We then study the collider production of light gravitino dark matter. Light gravitino production results in spectacular signals, including di-photons, delayed photons, kinked charged tracks, and heavy metastable charged particles. We find that observable numbers of light-gravitino events may be found in future collider data sets. Remarkably, this data is also well suited to distinguish between scenarios with light gravitino dark matter, with striking implications for early-Universe cosmology.

Finally, we investigate the related matter of radiative corrections to the decay rate of charged fermions caused by the presence of a thermal bath of photons. The cancellation of finite-temperature infrared divergences in the decay rate is described in detail. Temperature-dependent radiative corrections to the two-body decay of a hypothetical charged fermion and to electroweak decays of a muon are given. We touch upon possible implications of these results for charged particles in the early Universe.
 
I did. Fauci was telling us up-to-date information as it came out. Covid is a new virus and we learned about it through the process of dealing with it We handled it like would any other virus until it showed it was much more dangerous.
Well...40%-50% of the nation did. The other half killed hundreds of thousands of people for no reason
 
It is with a 99.99% probability.
E.g. what are the chances someone has a diploma, urgent dental license and a current DEA license they can produce readily with their handle to cover the their name? (And license # of course. Too easy to do a license search.)

No. Even if they produced such 'documents', how do you know they were not 'forged', or just fakes?

Besides, science is not a license or credential. It is not a degree or certification or any other sanctification.

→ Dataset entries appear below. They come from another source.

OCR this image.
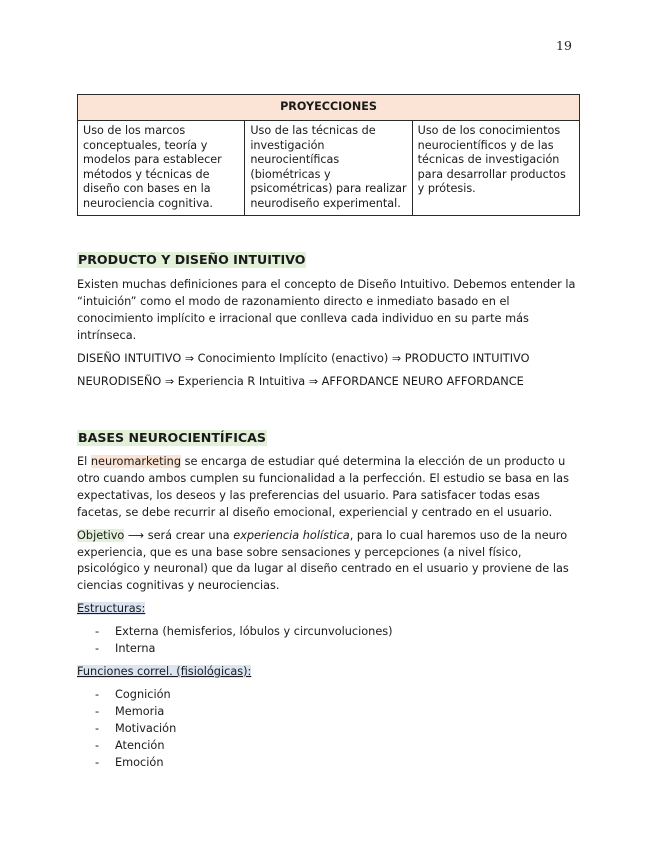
19
PROYECCIONES
Uso de los marcos conceptuales, teoría y modelos para establecer métodos y técnicas de diseño con bases en la neurociencia cognitiva.	Uso de las técnicas de investigación neurocientíficas (biométricas y psicométricas) para realizar neurodiseño experimental.	Uso de los conocimientos neurocientíficos y de las técnicas de investigación para desarrollar productos y prótesis.
PRODUCTO Y DISEÑO INTUITIVO

Existen muchas definiciones para el concepto de Diseño Intuitivo. Debemos entender la “intuición” como el modo de razonamiento directo e inmediato basado en el conocimiento implícito e irracional que conlleva cada individuo en su parte más intrínseca.

DISEÑO INTUITIVO ⇒ Conocimiento Implícito (enactivo) ⇒ PRODUCTO INTUITIVO

NEURODISEÑO ⇒ Experiencia R Intuitiva ⇒ AFFORDANCE NEURO AFFORDANCE

BASES NEUROCIENTÍFICAS

El neuromarketing se encarga de estudiar qué determina la elección de un producto u otro cuando ambos cumplen su funcionalidad a la perfección. El estudio se basa en las expectativas, los deseos y las preferencias del usuario. Para satisfacer todas esas facetas, se debe recurrir al diseño emocional, experiencial y centrado en el usuario.

Objetivo ⟶ será crear una experiencia holística, para lo cual haremos uso de la neuro experiencia, que es una base sobre sensaciones y percepciones (a nivel físico, psicológico y neuronal) que da lugar al diseño centrado en el usuario y proviene de las ciencias cognitivas y neurociencias.

Estructuras:

- Externa (hemisferios, lóbulos y circunvoluciones)
- Interna

Funciones correl. (fisiológicas):

- Cognición
- Memoria
- Motivación
- Atención
- Emoción
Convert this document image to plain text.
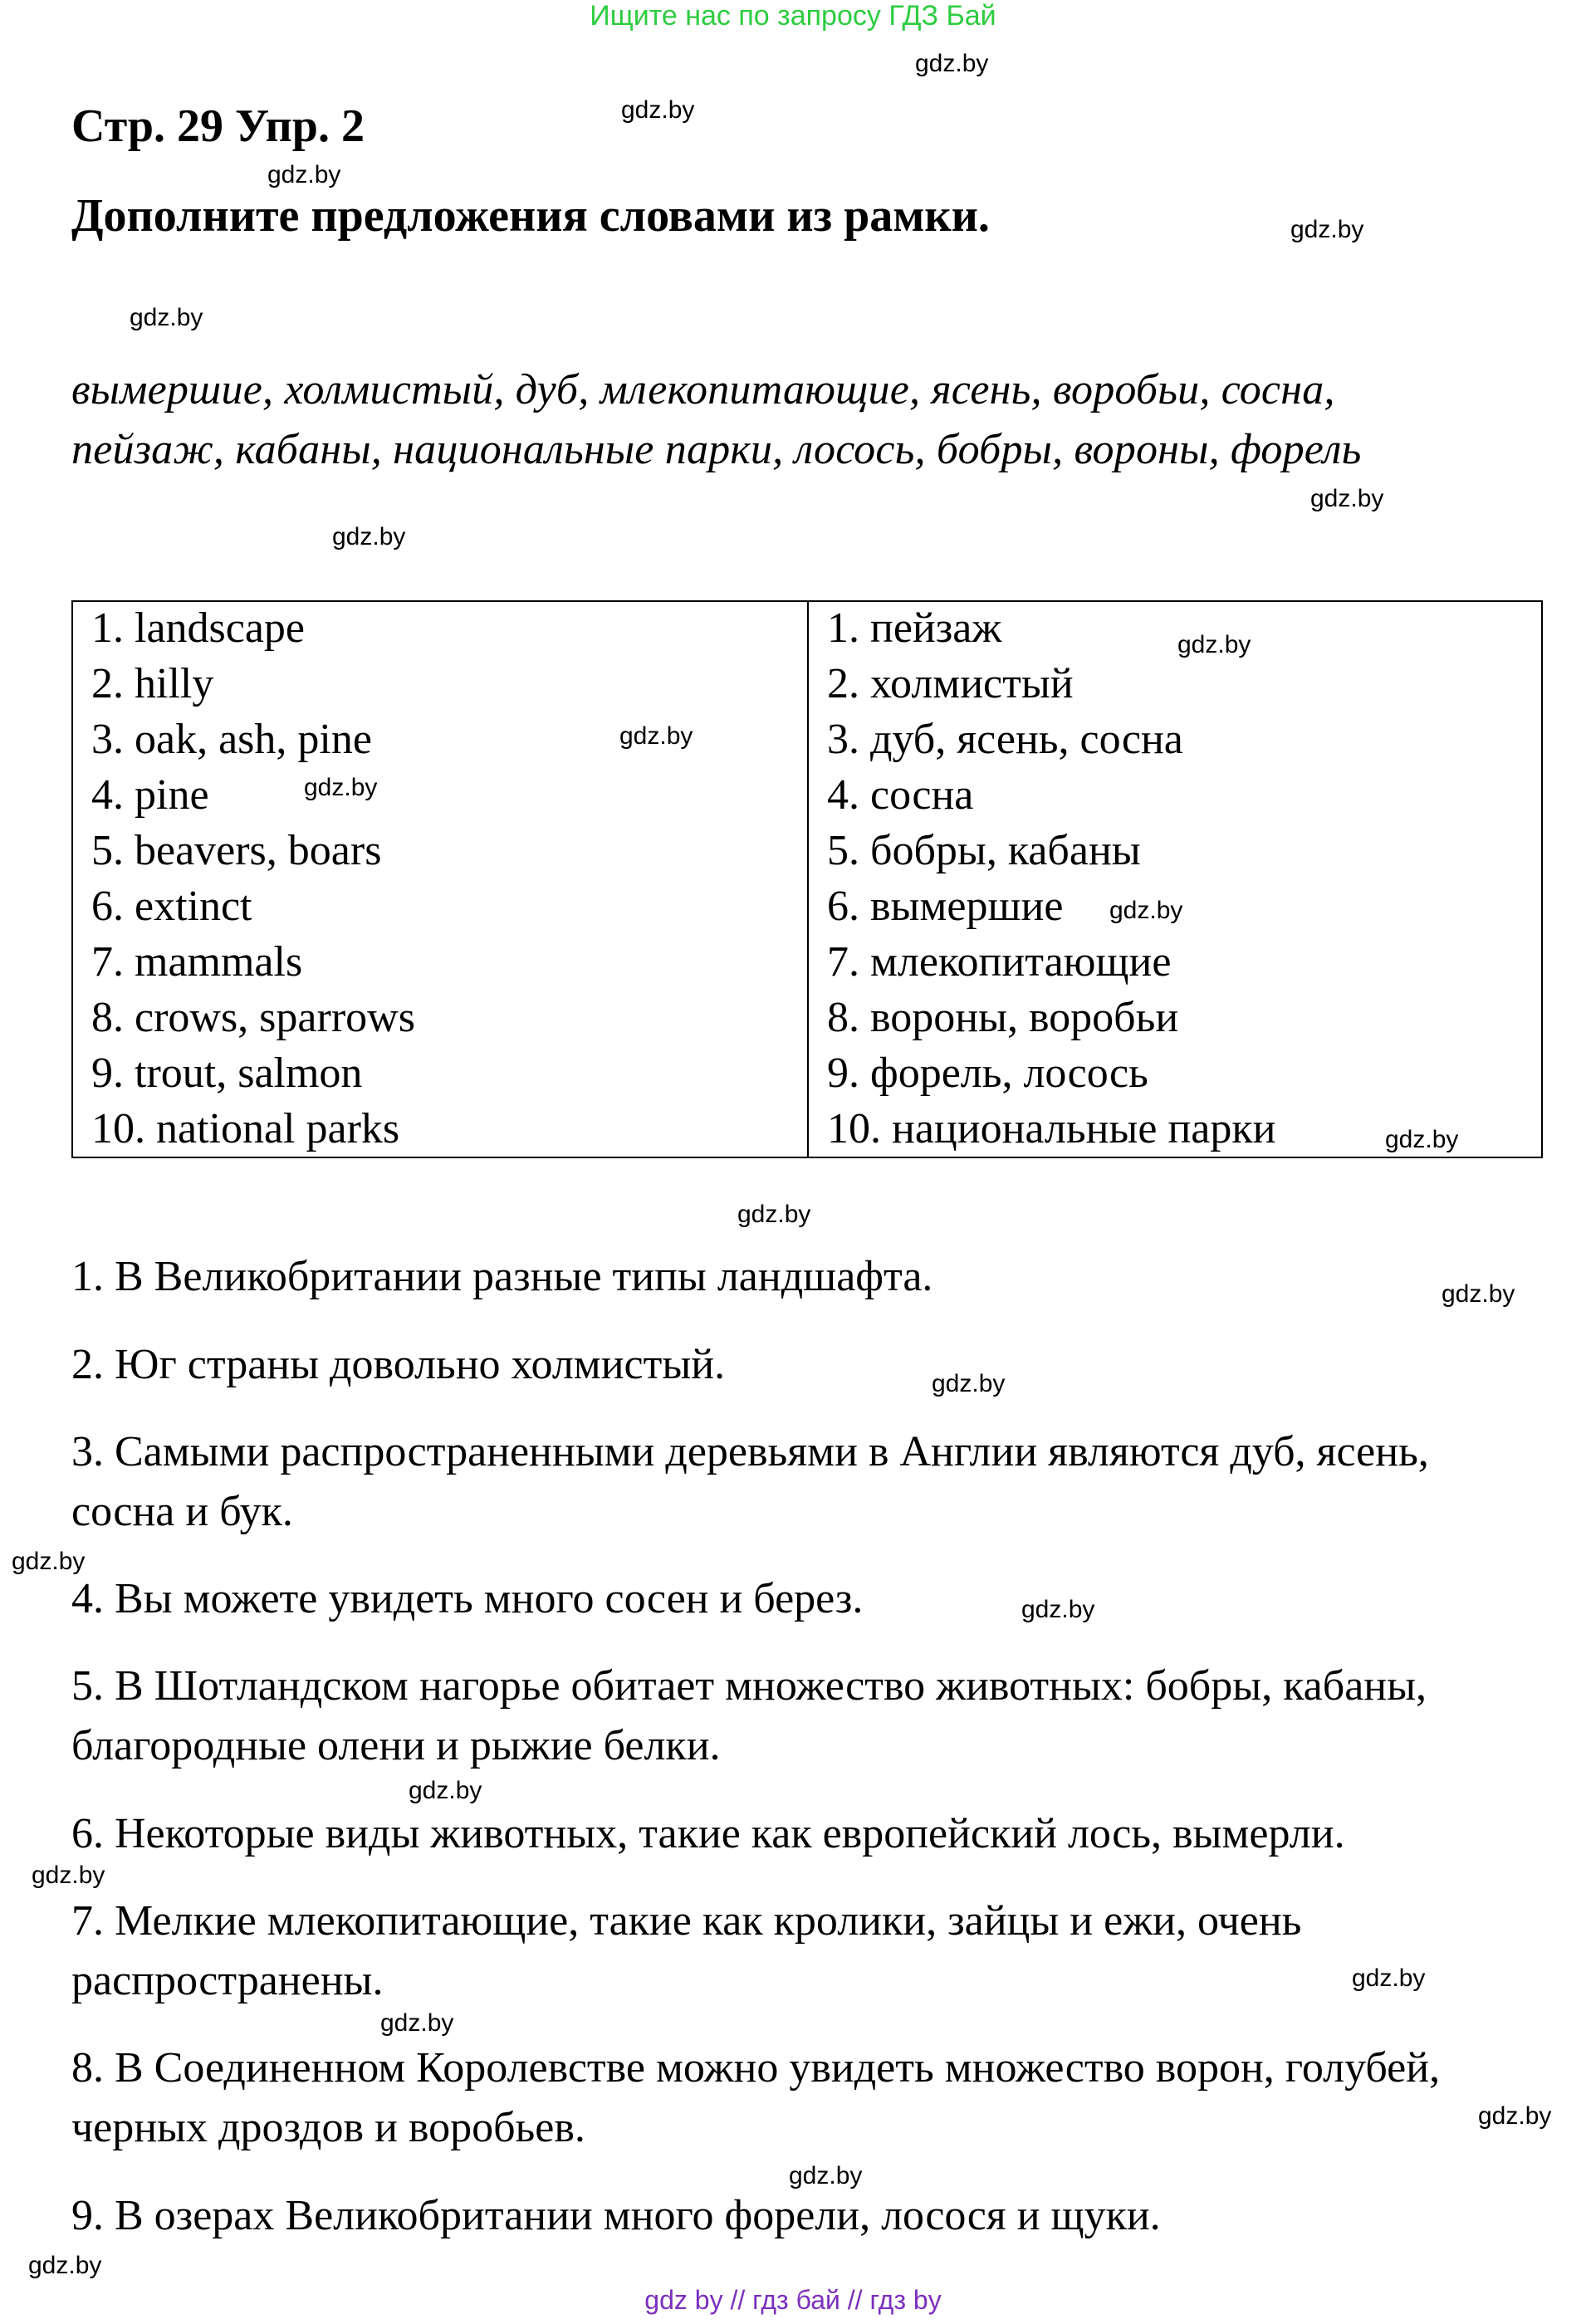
Ищите нас по запросу ГДЗ Бай
Стр. 29 Упр. 2
Дополните предложения словами из рамки.
вымершие, холмистый, дуб, млекопитающие, ясень, воробьи, сосна,
пейзаж, кабаны, национальные парки, лосось, бобры, вороны, форель
1. landscape
2. hilly
3. oak, ash, pine
4. pine
5. beavers, boars
6. extinct
7. mammals
8. crows, sparrows
9. trout, salmon
10. national parks
1. пейзаж
2. холмистый
3. дуб, ясень, сосна
4. сосна
5. бобры, кабаны
6. вымершие
7. млекопитающие
8. вороны, воробьи
9. форель, лосось
10. национальные парки
1. В Великобритании разные типы ландшафта.
2. Юг страны довольно холмистый.
3. Самыми распространенными деревьями в Англии являются дуб, ясень, сосна и бук.
4. Вы можете увидеть много сосен и берез.
5. В Шотландском нагорье обитает множество животных: бобры, кабаны, благородные олени и рыжие белки.
6. Некоторые виды животных, такие как европейский лось, вымерли.
7. Мелкие млекопитающие, такие как кролики, зайцы и ежи, очень распространены.
8. В Соединенном Королевстве можно увидеть множество ворон, голубей, черных дроздов и воробьев.
9. В озерах Великобритании много форели, лосося и щуки.
gdz.by
gdz.by
gdz.by
gdz.by
gdz.by
gdz.by
gdz.by
gdz.by
gdz.by
gdz.by
gdz.by
gdz.by
gdz.by
gdz.by
gdz.by
gdz.by
gdz.by
gdz.by
gdz.by
gdz.by
gdz.by
gdz.by
gdz.by
gdz.by
gdz by // гдз бай // гдз by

People that try pose degrees as 'important' are religious types.
 
The only thing that matters is the way someone writes, the depths of their insights, and the scope of their interests. (Unless one is just frantically googling for tidbits of information, and sprinting back here to pass it off as their own original thoughts)

This is the essence of philosophy...presenting your OWN arguments and the reasoning for them, not mindlessly using someone else's argument as your own. There are a lot of cut and pasters here on JPP. They have no mind. The have lost the ability to think for themselves.
 
No. Even if they produced such 'documents', how do you know they were not 'forged', or just fakes?

Besides, science is not a license or credential. It is not a degree or certification or any other sanctification.

People that try pose degrees as 'important' are religious types.